Thursday, May 5, 2022

Probity

Probity (pronounced proh-bi-tee or prob-i-tee)

Integrity and uprightness; honesty.

1505-1515: From the Middle English probite (tried virtue or integrity, strict honesty), from the Middle French probité, from probitatem (nominative probitās (uprightness, honesty), from probus (virtuous, good, excellent, honest).  The construct of the Latin probitās was prob(us) (upright; worthy, good) + itās (the -itas suffix was from the Proto-Italic -itāts & -otāts (-tās added to i-stems or o-stems, later used freely) and ultimately from the primitive Indo-European -tehats.  The noun plural is probities.  Synonyms include (variously according to context) godliness, goodness, honor, righteousness, saintliness, uprightness & virtue; the antonym which best catches the sense is probably wickedness.

Quia suam uxorem etiam suspicione vacare vellet

Pompeia was (probably the second) wife of Julius Caesar (100–44 BC; Roman general & dictator 49-44 BC) who Caesar married in 67 BC.  In 63 BC Caesar was elected to the position of Pontifex Maximus (head priest of the Roman state church), a perk of which was a grand house on the Via Sacra and it was there in 62 BC that Pompeia hosted the festival of the Bona Dea (the good goddess), an event no man was allowed to attend.  However a young man called Publius Clodius Pulcher, disguised as a woman, managed to enter the house, his purpose the seduction of Pompeia.

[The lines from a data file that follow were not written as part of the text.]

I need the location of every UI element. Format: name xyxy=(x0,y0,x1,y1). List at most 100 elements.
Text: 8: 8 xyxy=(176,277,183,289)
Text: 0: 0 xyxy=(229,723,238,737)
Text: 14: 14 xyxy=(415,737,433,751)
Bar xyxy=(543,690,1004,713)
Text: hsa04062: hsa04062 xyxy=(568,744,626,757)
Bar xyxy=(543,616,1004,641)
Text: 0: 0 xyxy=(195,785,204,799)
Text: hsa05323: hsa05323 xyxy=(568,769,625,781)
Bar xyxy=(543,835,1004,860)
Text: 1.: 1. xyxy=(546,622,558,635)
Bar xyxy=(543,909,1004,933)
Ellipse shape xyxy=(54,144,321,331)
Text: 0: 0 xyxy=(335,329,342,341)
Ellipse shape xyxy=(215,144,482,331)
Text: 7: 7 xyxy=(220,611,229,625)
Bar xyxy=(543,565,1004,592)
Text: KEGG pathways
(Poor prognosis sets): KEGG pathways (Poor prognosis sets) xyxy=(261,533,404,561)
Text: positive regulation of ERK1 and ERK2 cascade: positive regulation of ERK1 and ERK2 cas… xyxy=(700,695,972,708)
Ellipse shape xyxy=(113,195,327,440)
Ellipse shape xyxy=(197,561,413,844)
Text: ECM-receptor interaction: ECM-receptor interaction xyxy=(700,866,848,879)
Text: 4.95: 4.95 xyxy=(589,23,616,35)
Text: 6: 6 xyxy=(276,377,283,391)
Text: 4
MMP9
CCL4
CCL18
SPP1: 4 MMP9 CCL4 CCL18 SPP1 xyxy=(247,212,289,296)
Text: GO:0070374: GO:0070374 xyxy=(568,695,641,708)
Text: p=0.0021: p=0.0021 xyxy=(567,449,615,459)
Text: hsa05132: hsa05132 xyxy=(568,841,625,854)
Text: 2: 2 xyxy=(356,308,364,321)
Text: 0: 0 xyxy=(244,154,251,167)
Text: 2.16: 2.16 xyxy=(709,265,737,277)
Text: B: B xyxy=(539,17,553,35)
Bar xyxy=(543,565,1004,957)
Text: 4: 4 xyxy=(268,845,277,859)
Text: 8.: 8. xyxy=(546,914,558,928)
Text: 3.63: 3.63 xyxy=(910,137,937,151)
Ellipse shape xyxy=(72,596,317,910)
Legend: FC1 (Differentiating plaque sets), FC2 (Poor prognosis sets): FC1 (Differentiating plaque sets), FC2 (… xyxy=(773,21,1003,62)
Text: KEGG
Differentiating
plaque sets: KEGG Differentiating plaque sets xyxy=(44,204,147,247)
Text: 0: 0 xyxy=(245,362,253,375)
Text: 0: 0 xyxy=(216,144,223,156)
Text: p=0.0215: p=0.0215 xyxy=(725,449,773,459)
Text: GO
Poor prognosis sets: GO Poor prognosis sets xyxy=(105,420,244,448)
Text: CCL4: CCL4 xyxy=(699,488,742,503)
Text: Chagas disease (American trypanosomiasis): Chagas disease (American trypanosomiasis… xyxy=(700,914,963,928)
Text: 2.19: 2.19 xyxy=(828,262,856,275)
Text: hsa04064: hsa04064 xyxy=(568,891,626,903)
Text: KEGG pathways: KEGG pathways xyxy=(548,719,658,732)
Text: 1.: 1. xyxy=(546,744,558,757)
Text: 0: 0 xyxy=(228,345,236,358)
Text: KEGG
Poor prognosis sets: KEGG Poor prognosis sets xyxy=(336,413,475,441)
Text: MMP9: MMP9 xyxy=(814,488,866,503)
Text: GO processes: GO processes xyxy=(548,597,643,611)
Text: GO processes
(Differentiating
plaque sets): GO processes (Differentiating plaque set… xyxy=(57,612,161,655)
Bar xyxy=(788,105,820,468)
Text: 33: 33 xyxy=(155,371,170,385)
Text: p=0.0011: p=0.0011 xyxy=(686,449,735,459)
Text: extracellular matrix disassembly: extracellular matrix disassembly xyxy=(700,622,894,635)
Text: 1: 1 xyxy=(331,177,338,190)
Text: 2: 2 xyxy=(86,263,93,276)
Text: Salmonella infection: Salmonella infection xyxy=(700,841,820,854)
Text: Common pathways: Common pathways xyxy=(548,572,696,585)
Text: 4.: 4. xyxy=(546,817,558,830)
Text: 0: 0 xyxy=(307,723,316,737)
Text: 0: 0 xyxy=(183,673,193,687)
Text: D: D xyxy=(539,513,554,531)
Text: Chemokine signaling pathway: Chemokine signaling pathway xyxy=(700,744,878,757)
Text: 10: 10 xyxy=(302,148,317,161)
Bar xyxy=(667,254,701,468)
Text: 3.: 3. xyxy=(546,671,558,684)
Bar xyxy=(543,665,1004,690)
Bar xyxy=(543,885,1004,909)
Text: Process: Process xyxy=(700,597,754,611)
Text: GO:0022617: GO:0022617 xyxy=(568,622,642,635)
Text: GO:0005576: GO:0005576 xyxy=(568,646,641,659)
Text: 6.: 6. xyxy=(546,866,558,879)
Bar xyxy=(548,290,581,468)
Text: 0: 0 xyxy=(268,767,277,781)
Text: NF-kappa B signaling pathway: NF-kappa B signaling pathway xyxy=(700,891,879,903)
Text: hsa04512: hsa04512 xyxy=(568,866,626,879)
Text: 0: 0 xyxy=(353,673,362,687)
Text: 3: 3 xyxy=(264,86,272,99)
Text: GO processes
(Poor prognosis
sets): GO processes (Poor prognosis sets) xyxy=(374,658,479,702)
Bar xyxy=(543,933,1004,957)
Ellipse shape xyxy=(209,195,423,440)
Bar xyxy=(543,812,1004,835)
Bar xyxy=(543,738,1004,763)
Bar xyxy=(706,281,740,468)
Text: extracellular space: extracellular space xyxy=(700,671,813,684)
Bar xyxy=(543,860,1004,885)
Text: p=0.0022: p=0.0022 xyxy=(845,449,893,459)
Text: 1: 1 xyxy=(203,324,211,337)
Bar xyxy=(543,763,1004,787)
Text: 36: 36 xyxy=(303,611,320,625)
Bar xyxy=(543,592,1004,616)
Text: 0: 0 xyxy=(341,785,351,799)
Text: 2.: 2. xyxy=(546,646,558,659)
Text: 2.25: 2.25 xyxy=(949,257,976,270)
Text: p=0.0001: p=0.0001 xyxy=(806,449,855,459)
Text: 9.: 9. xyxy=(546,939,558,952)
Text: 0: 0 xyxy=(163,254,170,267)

Discovered early in the event, he was arrested and Caesar immediately divorced Pompeia.  The young man was prosecuted for sacrilege but when called as a witness, Caesar disavowed any knowledge of the events and declined to offer any evidence against Clodius who was therefore acquitted.  Pompeia assured her husband her honor hadn’t been violated which her husband believed but when asked by the prosecutor why therefore he'd divorced her, Caesar's answer was that his wife couldn't be even under suspicion and there must be no doubt as to the probity of Caesar's wife.

From this passed into use the phrase attributed to Julius Caesar by the Greek (later Roman) historian Plutarch (circa 46–circa 124): quia suam uxorem etiam suspicione vacare vellet (because he should wish even his wife to be free from suspicion) which is translated usually as "because Caesar's wife must be above suspicion", and the expression of womanly virtue therefore being understood as "acting with the probity of Caesar's wife".

Many subsequent Caesars have benefited from the probity of their wives, their rectitude not always appreciated or reciprocated.